期刊论文详细信息
Orthopaedic Surgery
Application of Suspension Fixation with Button Plates for Patients with Distal Radioulnar Joint Dislocation: A Case Series
Bojian Chen1  Shuchai Xu1  Xiaodong Lin1  Yang Lv1  Zexin Huang1  Jun Liu1  Hongliang Liu1  Lili Sang2 
[1] Department of Orthopaedics The Second Affiliated Hospital of Guangzhou University of Traditional Chinese Medicine Guangzhou China;Division of Joint Surgery, Department of Orthopaedic Surgery The Affiliated Zhongshan Hospital of Guangzhou University of Traditional Chinese Medicine Zhongshan China;
关键词: Dislocation;    New application;    Subluxation;   
DOI  :  10.1111/os.12932
来源: DOAJ
【 摘 要 】

Objective The aim of the present study was to assess the effect of suspension fixation with button plates on the reconstruction of the distal radioulnar joint dislocation (DRUJ).

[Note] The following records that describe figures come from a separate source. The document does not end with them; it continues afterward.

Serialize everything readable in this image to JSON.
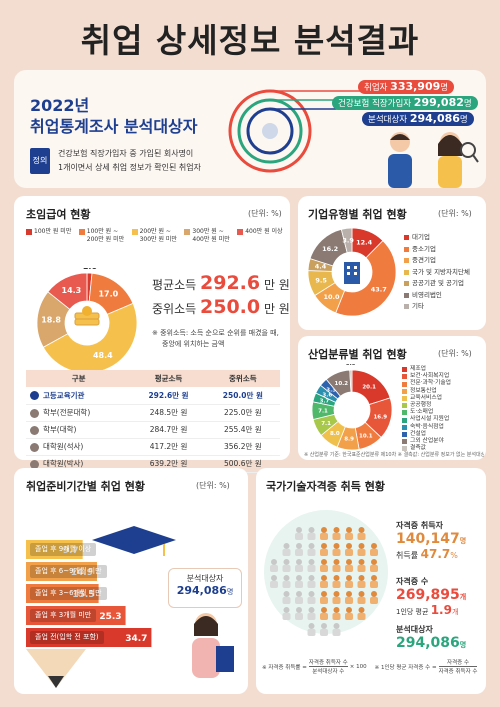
{
  "title": "취업 상세정보 분석결과",
  "header": {
    "year": "2022년",
    "subtitle": "취업통계조사 분석대상자",
    "def_badge": "정의",
    "def_text_1": "건강보험 직장가입자 중 가입된 회사명이",
    "def_text_2": "1개이면서 상세 취업 정보가 확인된 취업자",
    "tags": [
      {
        "label": "취업자",
        "value": "333,909",
        "unit": "명",
        "color": "#e94b3c"
      },
      {
        "label": "건강보험 직장가입자",
        "value": "299,082",
        "unit": "명",
        "color": "#2aa57d"
      },
      {
        "label": "분석대상자",
        "value": "294,086",
        "unit": "명",
        "color": "#1e3f8f"
      }
    ]
  },
  "salary": {
    "title": "초임급여 현황",
    "unit": "(단위: %)",
    "legend": [
      {
        "label": "100만 원 미만",
        "color": "#d83a2e"
      },
      {
        "label": "100만 원 ~ 200만 원 미만",
        "color": "#f07b3f"
      },
      {
        "label": "200만 원 ~ 300만 원 미만",
        "color": "#f6c04d"
      },
      {
        "label": "300만 원 ~ 400만 원 미만",
        "color": "#d9a66b"
      },
      {
        "label": "400만 원 이상",
        "color": "#e85a4f"
      }
    ],
    "avg_label": "평균소득",
    "avg_value": "292.6",
    "avg_unit": "만 원",
    "med_label": "중위소득",
    "med_value": "250.0",
    "med_unit": "만 원",
    "note_1": "※ 중위소득: 소득 순으로 순위를 매겼을 때,",
    "note_2": "중앙에 위치하는 금액",
    "table": {
      "headers": [
        "구분",
        "평균소득",
        "중위소득"
      ],
      "rows": [
        [
          "고등교육기관",
          "292.6만 원",
          "250.0만 원"
        ],
        [
          "학부(전문대학)",
          "248.5만 원",
          "225.0만 원"
        ],
        [
          "학부(대학)",
          "284.7만 원",
          "255.4만 원"
        ],
        [
          "대학원(석사)",
          "417.2만 원",
          "356.2만 원"
        ],
        [
          "대학원(박사)",
          "639.2만 원",
          "500.6만 원"
        ]
      ]
    }
  },
  "company": {
    "title": "기업유형별 취업 현황",
    "unit": "(단위: %)",
    "legend": [
      "대기업",
      "중소기업",
      "중견기업",
      "국가 및 지방자치단체",
      "공공기관 및 공기업",
      "비영리법인",
      "기타"
    ]
  },
  "industry": {
    "title": "산업분류별 취업 현황",
    "unit": "(단위: %)",
    "legend": [
      "제조업",
      "보건·사회복지업",
      "전문·과학·기술업",
      "정보통신업",
      "교육서비스업",
      "공공행정",
      "도·소매업",
      "사업시설 지원업",
      "숙박·음식점업",
      "건설업",
      "그외 산업분야",
      "결측값"
    ],
    "note": "※ 산업분류 기준: 한국표준산업분류 제10차   ※ 결측값: 산업분류 정보가 없는 분석대상자"
  },
  "prep": {
    "title": "취업준비기간별 취업 현황",
    "unit": "(단위: %)",
    "steps": [
      {
        "label": "졸업 후 9개월 이상",
        "value": "9.7"
      },
      {
        "label": "졸업 후 6~9개월 미만",
        "value": "14.9"
      },
      {
        "label": "졸업 후 3~6개월 미만",
        "value": "15.5"
      },
      {
        "label": "졸업 후 3개월 미만",
        "value": "25.3"
      },
      {
        "label": "졸업 전(입학 전 포함)",
        "value": "34.7"
      }
    ],
    "bubble_label": "분석대상자",
    "bubble_value": "294,086",
    "bubble_unit": "명"
  },
  "cert": {
    "title": "국가기술자격증 취득 현황",
    "holders_label": "자격증 취득자",
    "holders_value": "140,147",
    "holders_unit": "명",
    "rate_label": "취득률",
    "rate_value": "47.7",
    "rate_unit": "%",
    "count_label": "자격증 수",
    "count_value": "269,895",
    "count_unit": "개",
    "per_label": "1인당 평균",
    "per_value": "1.9",
    "per_unit": "개",
    "target_label": "분석대상자",
    "target_value": "294,086",
    "target_unit": "명",
    "formula_1_lhs": "※ 자격증 취득률 =",
    "formula_1_num": "자격증 취득자 수",
    "formula_1_den": "분석대상자 수",
    "formula_1_tail": "× 100",
    "formula_2_lhs": "※ 1인당 평균 자격증 수 =",
    "formula_2_num": "자격증 수",
    "formula_2_den": "자격증 취득자 수"
  },
  "chart_data": [
    {
      "type": "pie",
      "title": "초임급여 현황",
      "categories": [
        "100만 원 미만",
        "100만 원 ~ 200만 원 미만",
        "200만 원 ~ 300만 원 미만",
        "300만 원 ~ 400만 원 미만",
        "400만 원 이상"
      ],
      "values": [
        1.6,
        17.0,
        48.4,
        18.8,
        14.3
      ],
      "colors": [
        "#d83a2e",
        "#f07b3f",
        "#f6c04d",
        "#d9a66b",
        "#e85a4f"
      ]
    },
    {
      "type": "pie",
      "title": "기업유형별 취업 현황",
      "categories": [
        "대기업",
        "중소기업",
        "중견기업",
        "국가 및 지방자치단체",
        "공공기관 및 공기업",
        "비영리법인",
        "기타"
      ],
      "values": [
        12.4,
        43.7,
        10.0,
        9.5,
        4.4,
        16.2,
        3.9
      ],
      "colors": [
        "#d8392b",
        "#f07b3f",
        "#f3a04a",
        "#e8b84e",
        "#caa05f",
        "#8a7a73",
        "#b9b0ab"
      ]
    },
    {
      "type": "pie",
      "title": "산업분류별 취업 현황",
      "categories": [
        "제조업",
        "보건·사회복지업",
        "전문·과학·기술업",
        "정보통신업",
        "교육서비스업",
        "공공행정",
        "도·소매업",
        "사업시설 지원업",
        "숙박·음식점업",
        "건설업",
        "그외 산업분야",
        "결측값"
      ],
      "values": [
        20.1,
        16.9,
        10.1,
        8.9,
        8.0,
        7.1,
        7.1,
        3.7,
        3.6,
        3.3,
        10.2,
        0.9
      ],
      "colors": [
        "#d8392b",
        "#e8563a",
        "#f07b3f",
        "#f3a04a",
        "#f0c04c",
        "#a7c84a",
        "#4fb86b",
        "#2aa57d",
        "#2b8fb0",
        "#2d62ae",
        "#8a7a73",
        "#c9c2bd"
      ]
    },
    {
      "type": "bar",
      "title": "취업준비기간별 취업 현황",
      "categories": [
        "졸업 후 9개월 이상",
        "졸업 후 6~9개월 미만",
        "졸업 후 3~6개월 미만",
        "졸업 후 3개월 미만",
        "졸업 전(입학 전 포함)"
      ],
      "values": [
        9.7,
        14.9,
        15.5,
        25.3,
        34.7
      ]
    }
  ]
}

Methods This was a case series of six patients (two men and four women) who underwent suspension fixation with button plates for DRUJ dislocation between January 2015 and May 2017. Physical examination, radiography, MRI, functional activity of the wrist joint, grip strength of the wrist joint, Garland–Werley wrist score, Mayo wrist score, and visual analog scale (VAS) score were used to evaluate the effect of this procedure. All patients were followed up every 3 months. The evaluation time point was 12 months after the operation. Comparisons of the functional indexes of wrist function before and after the operation were performed using paired statistical tests. Results The mean range of motion of the affected limb was 70° at forearm pronation and 75° at forearm supination. The subjective assessments and tests of the motor function of the wrist showed improvement after surgery. The Garland–Werley wrist score was 13.50 ± 2.66 preoperatively, the Mayo wrist score was 56.67 ± 18.35, and the VAS score was 4.83 ± 1.17. The Garland–Werley wrist score was 2.83 ± 1.33 postoperatively at 12 months, the Mayo wrist score was 87.5 ± 6.89, and the VAS score was 0.50 ± 0.55. At 12 months, the Garland–Werley wrist score, the Mayo wrist score, and the VAS score showed significant improvements when compared with those before surgery (P = 0.000, P = 0.003, and P = 0.000, respectively). Radiographic examination revealed that the internal fixation device was in place, and no dislocation of the DRUJ could be observed. None of the patients had internal fixation device removal or re‐dislocation of the DRUJ. None of the patients had re‐dislocation of the DRUJ. No secondary ulnar or radial fractures and nerve injury were reported during and after surgery. No tumor recurrence was observed in patients with giant cell tumors of the tendon sheath. No loosening and displacement of screws were reported. Conclusion The new method of suspension fixation with button plates for the surgical reconstruction of a DRUJ dislocation is simple, with minimal trauma, and maintains the stability of the DRUJ without the need for intra‐articular or extra‐articular reconstruction of the ligament. Furthermore, it allows early functional exercise and achieves satisfactory postoperative functional recovery.